From Idea to Live Website: A Small Win That Moves Everything Forward
Published: 2026-03-13 · Author: Tony Easterling
Today marks another small milestone in the journey: my website is now live on its own domain.
For a long time, building things on the internet felt more complicated than it actually needed to be. Between hosting platforms, domain configuration, deployment pipelines, and figuring out where everything should live, it is easy to convince yourself that launching a website is some massive technical hurdle.
It is not.
In reality, once the foundation is in place, the process is surprisingly simple. I purchased the domain, connected it to my repository, pushed my site updates to GitHub, and the site deployed automatically. Within minutes, the site was live under my own domain.
No complicated hosting dashboards.
No heavy CMS systems.
No manual publishing steps.
Just write, commit, push, and deploy.
That workflow is something I really enjoy because it treats content the same way developers treat code. Everything is version controlled, everything is structured, and updates are simple. If I want to publish something new, I write the content, commit it, and push it to the repository. The site rebuilds automatically.
The result is a lightweight system that lets me focus on building instead of maintaining infrastructure.
Launching the site is also part of a bigger effort I have been working on behind the scenes. One of the projects I have been developing is an app called MindMark, and it is getting close to the stage where I want real people interacting with it.
MindMark is something I originally started building to solve a personal problem: having a simple way to capture thoughts, reflections, and ideas without friction. Over time it evolved into a tool focused on structured journaling and reflection. The goal is to create something that helps people organize their thinking and revisit ideas that matter to them.
Right now the app is in closed testing, which means I am inviting a small group of early testers to try it before it eventually becomes publicly available.
This phase is incredibly important because real feedback always reveals things that development alone cannot. People use software differently than developers expect, and those insights help shape the direction of the product.
If you are interested in helping test the app and sharing feedback, I would love to hear from you.

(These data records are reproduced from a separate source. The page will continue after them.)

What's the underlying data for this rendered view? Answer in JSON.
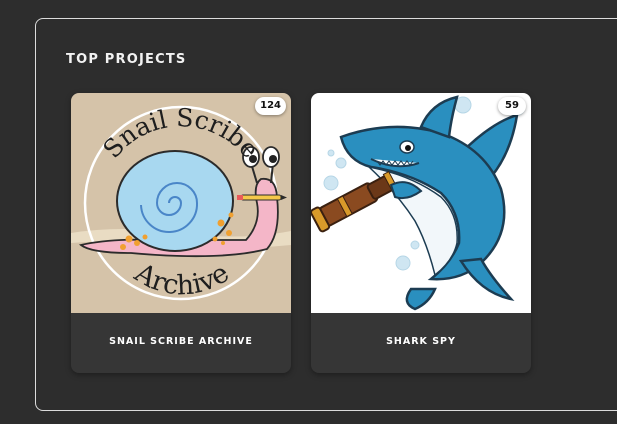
{
  "section": {
    "title": "TOP PROJECTS"
  },
  "projects": [
    {
      "name": "SNAIL SCRIBE ARCHIVE",
      "count": "124",
      "artwork_text_top": "Snail Scribe",
      "artwork_text_bottom": "Archive"
    },
    {
      "name": "SHARK SPY",
      "count": "59"
    }
  ],
  "colors": {
    "background": "#2d2d2d",
    "card": "#363636",
    "snail_bg": "#d5c3a9",
    "snail_shell": "#a8d8f0",
    "snail_body": "#f4b6c8",
    "shark_blue": "#2a8fbf"
  }
}
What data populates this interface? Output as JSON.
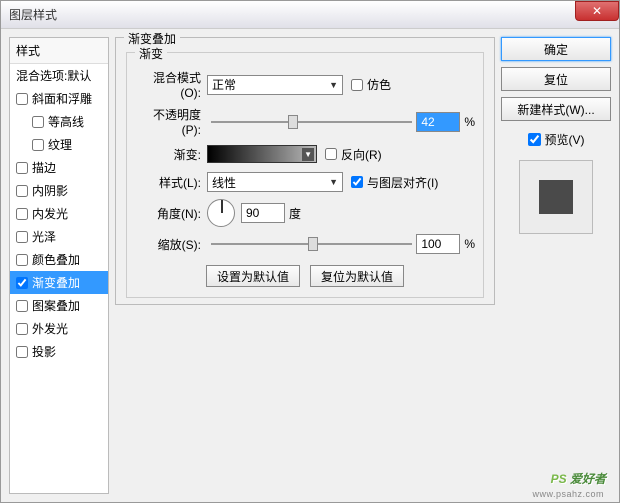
{
  "window": {
    "title": "图层样式"
  },
  "sidebar": {
    "header": "样式",
    "blend_defaults": "混合选项:默认",
    "items": [
      {
        "label": "斜面和浮雕",
        "checked": false
      },
      {
        "label": "等高线",
        "checked": false,
        "indent": true
      },
      {
        "label": "纹理",
        "checked": false,
        "indent": true
      },
      {
        "label": "描边",
        "checked": false
      },
      {
        "label": "内阴影",
        "checked": false
      },
      {
        "label": "内发光",
        "checked": false
      },
      {
        "label": "光泽",
        "checked": false
      },
      {
        "label": "颜色叠加",
        "checked": false
      },
      {
        "label": "渐变叠加",
        "checked": true,
        "selected": true
      },
      {
        "label": "图案叠加",
        "checked": false
      },
      {
        "label": "外发光",
        "checked": false
      },
      {
        "label": "投影",
        "checked": false
      }
    ]
  },
  "main": {
    "group_title": "渐变叠加",
    "inner_title": "渐变",
    "blend_mode": {
      "label": "混合模式(O):",
      "value": "正常"
    },
    "dither": {
      "label": "仿色",
      "checked": false
    },
    "opacity": {
      "label": "不透明度(P):",
      "value": "42",
      "unit": "%"
    },
    "gradient": {
      "label": "渐变:"
    },
    "reverse": {
      "label": "反向(R)",
      "checked": false
    },
    "style": {
      "label": "样式(L):",
      "value": "线性"
    },
    "align": {
      "label": "与图层对齐(I)",
      "checked": true
    },
    "angle": {
      "label": "角度(N):",
      "value": "90",
      "unit": "度"
    },
    "scale": {
      "label": "缩放(S):",
      "value": "100",
      "unit": "%"
    },
    "reset_default": "设置为默认值",
    "restore_default": "复位为默认值"
  },
  "right": {
    "ok": "确定",
    "reset": "复位",
    "new_style": "新建样式(W)...",
    "preview": {
      "label": "预览(V)",
      "checked": true
    }
  },
  "watermark": {
    "text1": "PS",
    "text2": " 爱好者",
    "sub": "www.psahz.com"
  }
}
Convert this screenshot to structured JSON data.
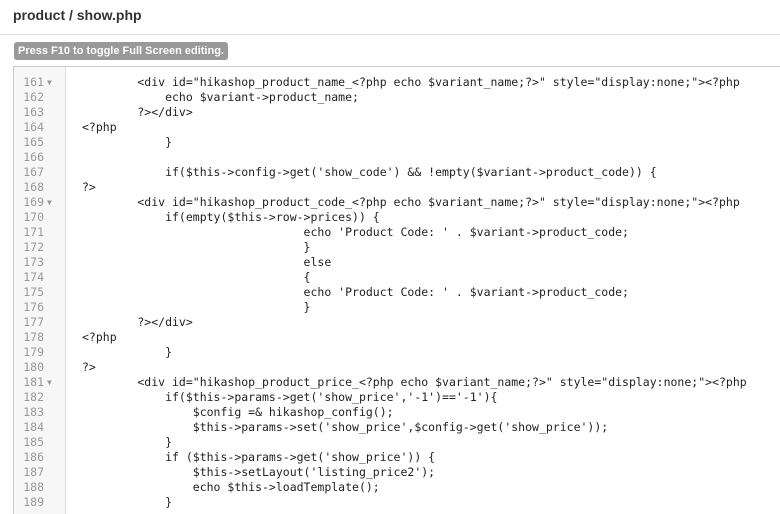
{
  "header": {
    "title": "product / show.php",
    "hint": "Press F10 to toggle Full Screen editing."
  },
  "editor": {
    "partial_top": "",
    "lines": [
      {
        "no": "161",
        "fold": true,
        "text": "        <div id=\"hikashop_product_name_<?php echo $variant_name;?>\" style=\"display:none;\"><?php"
      },
      {
        "no": "162",
        "fold": false,
        "text": "            echo $variant->product_name;"
      },
      {
        "no": "163",
        "fold": false,
        "text": "        ?></div>"
      },
      {
        "no": "164",
        "fold": false,
        "text": "<?php"
      },
      {
        "no": "165",
        "fold": false,
        "text": "            }"
      },
      {
        "no": "166",
        "fold": false,
        "text": ""
      },
      {
        "no": "167",
        "fold": false,
        "text": "            if($this->config->get('show_code') && !empty($variant->product_code)) {"
      },
      {
        "no": "168",
        "fold": false,
        "text": "?>"
      },
      {
        "no": "169",
        "fold": true,
        "text": "        <div id=\"hikashop_product_code_<?php echo $variant_name;?>\" style=\"display:none;\"><?php"
      },
      {
        "no": "170",
        "fold": false,
        "text": "            if(empty($this->row->prices)) {"
      },
      {
        "no": "171",
        "fold": false,
        "text": "                                echo 'Product Code: ' . $variant->product_code;"
      },
      {
        "no": "172",
        "fold": false,
        "text": "                                }"
      },
      {
        "no": "173",
        "fold": false,
        "text": "                                else"
      },
      {
        "no": "174",
        "fold": false,
        "text": "                                {"
      },
      {
        "no": "175",
        "fold": false,
        "text": "                                echo 'Product Code: ' . $variant->product_code;"
      },
      {
        "no": "176",
        "fold": false,
        "text": "                                }"
      },
      {
        "no": "177",
        "fold": false,
        "text": "        ?></div>"
      },
      {
        "no": "178",
        "fold": false,
        "text": "<?php"
      },
      {
        "no": "179",
        "fold": false,
        "text": "            }"
      },
      {
        "no": "180",
        "fold": false,
        "text": "?>"
      },
      {
        "no": "181",
        "fold": true,
        "text": "        <div id=\"hikashop_product_price_<?php echo $variant_name;?>\" style=\"display:none;\"><?php"
      },
      {
        "no": "182",
        "fold": false,
        "text": "            if($this->params->get('show_price','-1')=='-1'){"
      },
      {
        "no": "183",
        "fold": false,
        "text": "                $config =& hikashop_config();"
      },
      {
        "no": "184",
        "fold": false,
        "text": "                $this->params->set('show_price',$config->get('show_price'));"
      },
      {
        "no": "185",
        "fold": false,
        "text": "            }"
      },
      {
        "no": "186",
        "fold": false,
        "text": "            if ($this->params->get('show_price')) {"
      },
      {
        "no": "187",
        "fold": false,
        "text": "                $this->setLayout('listing_price2');"
      },
      {
        "no": "188",
        "fold": false,
        "text": "                echo $this->loadTemplate();"
      },
      {
        "no": "189",
        "fold": false,
        "text": "            }"
      }
    ]
  }
}
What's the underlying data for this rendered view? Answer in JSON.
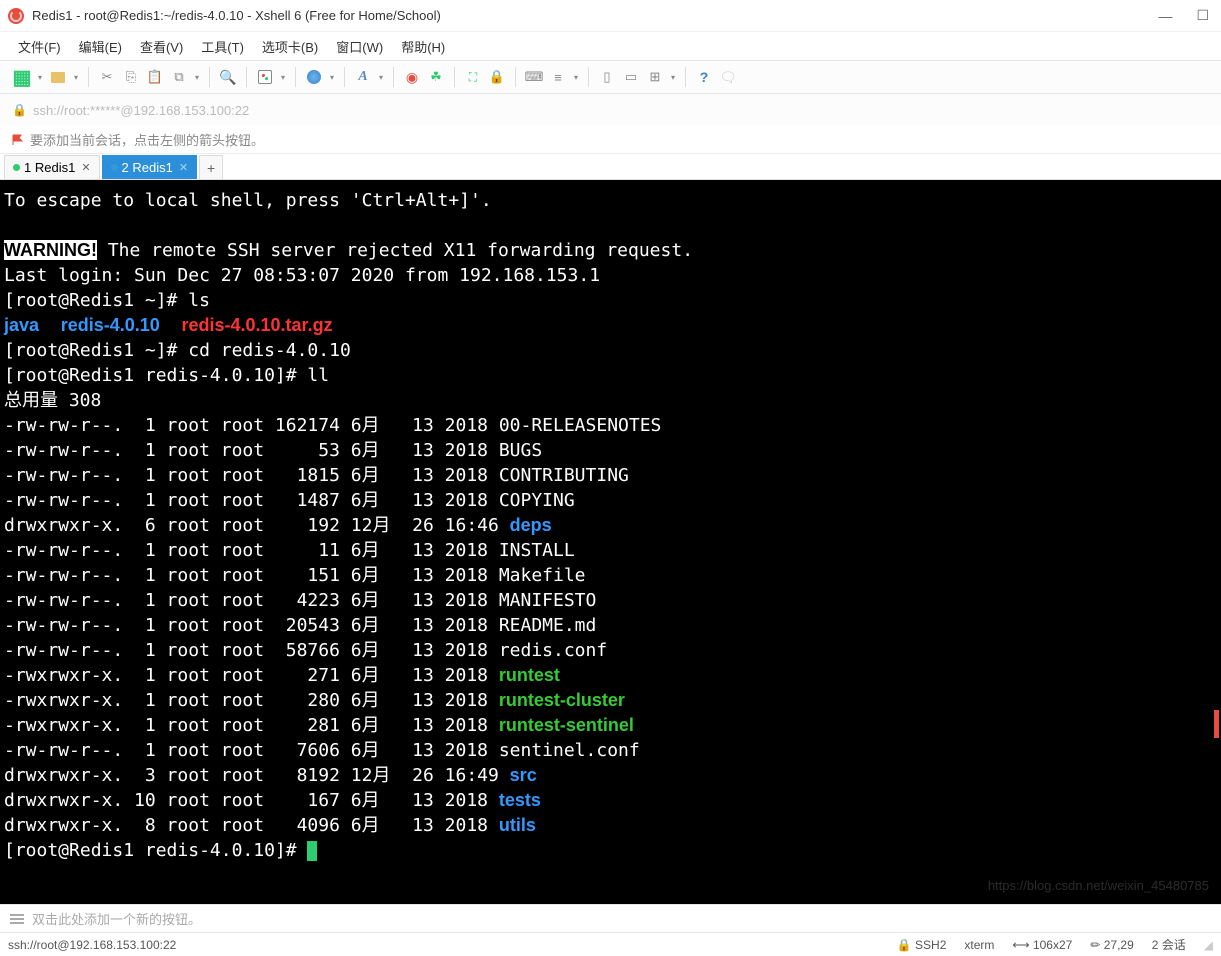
{
  "window": {
    "title": "Redis1 - root@Redis1:~/redis-4.0.10 - Xshell 6 (Free for Home/School)"
  },
  "menu": {
    "file": "文件(F)",
    "edit": "编辑(E)",
    "view": "查看(V)",
    "tools": "工具(T)",
    "tabs": "选项卡(B)",
    "window": "窗口(W)",
    "help": "帮助(H)"
  },
  "addressbar": {
    "text": "ssh://root:******@192.168.153.100:22"
  },
  "infobar": {
    "text": "要添加当前会话，点击左侧的箭头按钮。"
  },
  "tabs": [
    {
      "label": "1 Redis1",
      "active": false
    },
    {
      "label": "2 Redis1",
      "active": true
    }
  ],
  "terminal": {
    "escape": "To escape to local shell, press 'Ctrl+Alt+]'.",
    "warning_label": "WARNING!",
    "warning_text": " The remote SSH server rejected X11 forwarding request.",
    "last_login": "Last login: Sun Dec 27 08:53:07 2020 from 192.168.153.1",
    "prompt1": "[root@Redis1 ~]# ls",
    "ls_java": "java",
    "ls_redis": "redis-4.0.10",
    "ls_tarball": "redis-4.0.10.tar.gz",
    "prompt2": "[root@Redis1 ~]# cd redis-4.0.10",
    "prompt3": "[root@Redis1 redis-4.0.10]# ll",
    "total": "总用量 308",
    "rows": [
      {
        "perm": "-rw-rw-r--.",
        "links": "1",
        "owner": "root",
        "group": "root",
        "size": "162174",
        "month": "6月",
        "day": "13",
        "time": "2018",
        "name": "00-RELEASENOTES",
        "color": ""
      },
      {
        "perm": "-rw-rw-r--.",
        "links": "1",
        "owner": "root",
        "group": "root",
        "size": "53",
        "month": "6月",
        "day": "13",
        "time": "2018",
        "name": "BUGS",
        "color": ""
      },
      {
        "perm": "-rw-rw-r--.",
        "links": "1",
        "owner": "root",
        "group": "root",
        "size": "1815",
        "month": "6月",
        "day": "13",
        "time": "2018",
        "name": "CONTRIBUTING",
        "color": ""
      },
      {
        "perm": "-rw-rw-r--.",
        "links": "1",
        "owner": "root",
        "group": "root",
        "size": "1487",
        "month": "6月",
        "day": "13",
        "time": "2018",
        "name": "COPYING",
        "color": ""
      },
      {
        "perm": "drwxrwxr-x.",
        "links": "6",
        "owner": "root",
        "group": "root",
        "size": "192",
        "month": "12月",
        "day": "26",
        "time": "16:46",
        "name": "deps",
        "color": "blue"
      },
      {
        "perm": "-rw-rw-r--.",
        "links": "1",
        "owner": "root",
        "group": "root",
        "size": "11",
        "month": "6月",
        "day": "13",
        "time": "2018",
        "name": "INSTALL",
        "color": ""
      },
      {
        "perm": "-rw-rw-r--.",
        "links": "1",
        "owner": "root",
        "group": "root",
        "size": "151",
        "month": "6月",
        "day": "13",
        "time": "2018",
        "name": "Makefile",
        "color": ""
      },
      {
        "perm": "-rw-rw-r--.",
        "links": "1",
        "owner": "root",
        "group": "root",
        "size": "4223",
        "month": "6月",
        "day": "13",
        "time": "2018",
        "name": "MANIFESTO",
        "color": ""
      },
      {
        "perm": "-rw-rw-r--.",
        "links": "1",
        "owner": "root",
        "group": "root",
        "size": "20543",
        "month": "6月",
        "day": "13",
        "time": "2018",
        "name": "README.md",
        "color": ""
      },
      {
        "perm": "-rw-rw-r--.",
        "links": "1",
        "owner": "root",
        "group": "root",
        "size": "58766",
        "month": "6月",
        "day": "13",
        "time": "2018",
        "name": "redis.conf",
        "color": ""
      },
      {
        "perm": "-rwxrwxr-x.",
        "links": "1",
        "owner": "root",
        "group": "root",
        "size": "271",
        "month": "6月",
        "day": "13",
        "time": "2018",
        "name": "runtest",
        "color": "green"
      },
      {
        "perm": "-rwxrwxr-x.",
        "links": "1",
        "owner": "root",
        "group": "root",
        "size": "280",
        "month": "6月",
        "day": "13",
        "time": "2018",
        "name": "runtest-cluster",
        "color": "green"
      },
      {
        "perm": "-rwxrwxr-x.",
        "links": "1",
        "owner": "root",
        "group": "root",
        "size": "281",
        "month": "6月",
        "day": "13",
        "time": "2018",
        "name": "runtest-sentinel",
        "color": "green"
      },
      {
        "perm": "-rw-rw-r--.",
        "links": "1",
        "owner": "root",
        "group": "root",
        "size": "7606",
        "month": "6月",
        "day": "13",
        "time": "2018",
        "name": "sentinel.conf",
        "color": ""
      },
      {
        "perm": "drwxrwxr-x.",
        "links": "3",
        "owner": "root",
        "group": "root",
        "size": "8192",
        "month": "12月",
        "day": "26",
        "time": "16:49",
        "name": "src",
        "color": "blue"
      },
      {
        "perm": "drwxrwxr-x.",
        "links": "10",
        "owner": "root",
        "group": "root",
        "size": "167",
        "month": "6月",
        "day": "13",
        "time": "2018",
        "name": "tests",
        "color": "blue"
      },
      {
        "perm": "drwxrwxr-x.",
        "links": "8",
        "owner": "root",
        "group": "root",
        "size": "4096",
        "month": "6月",
        "day": "13",
        "time": "2018",
        "name": "utils",
        "color": "blue"
      }
    ],
    "prompt4": "[root@Redis1 redis-4.0.10]# ",
    "watermark": "https://blog.csdn.net/weixin_45480785"
  },
  "sessionbar": {
    "hint": "双击此处添加一个新的按钮。"
  },
  "statusbar": {
    "left": "ssh://root@192.168.153.100:22",
    "ssh": "SSH2",
    "term": "xterm",
    "size": "106x27",
    "pos": "27,29",
    "sessions": "2 会话"
  }
}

Closed testing helps identify bugs, improve usability, and make sure the app is actually useful to the people who use it. The goal is not just to release something that works, but to build something that genuinely helps people think, reflect, and capture ideas more effectively.
Launching the website might seem like a small step, but these small steps compound. Every system that gets built makes the next project easier to launch, test, and improve.
Now the foundation is in place.
The site is live.
The workflow is running smoothly.
And the next focus is getting MindMark into the hands of early testers and continuing to build from there.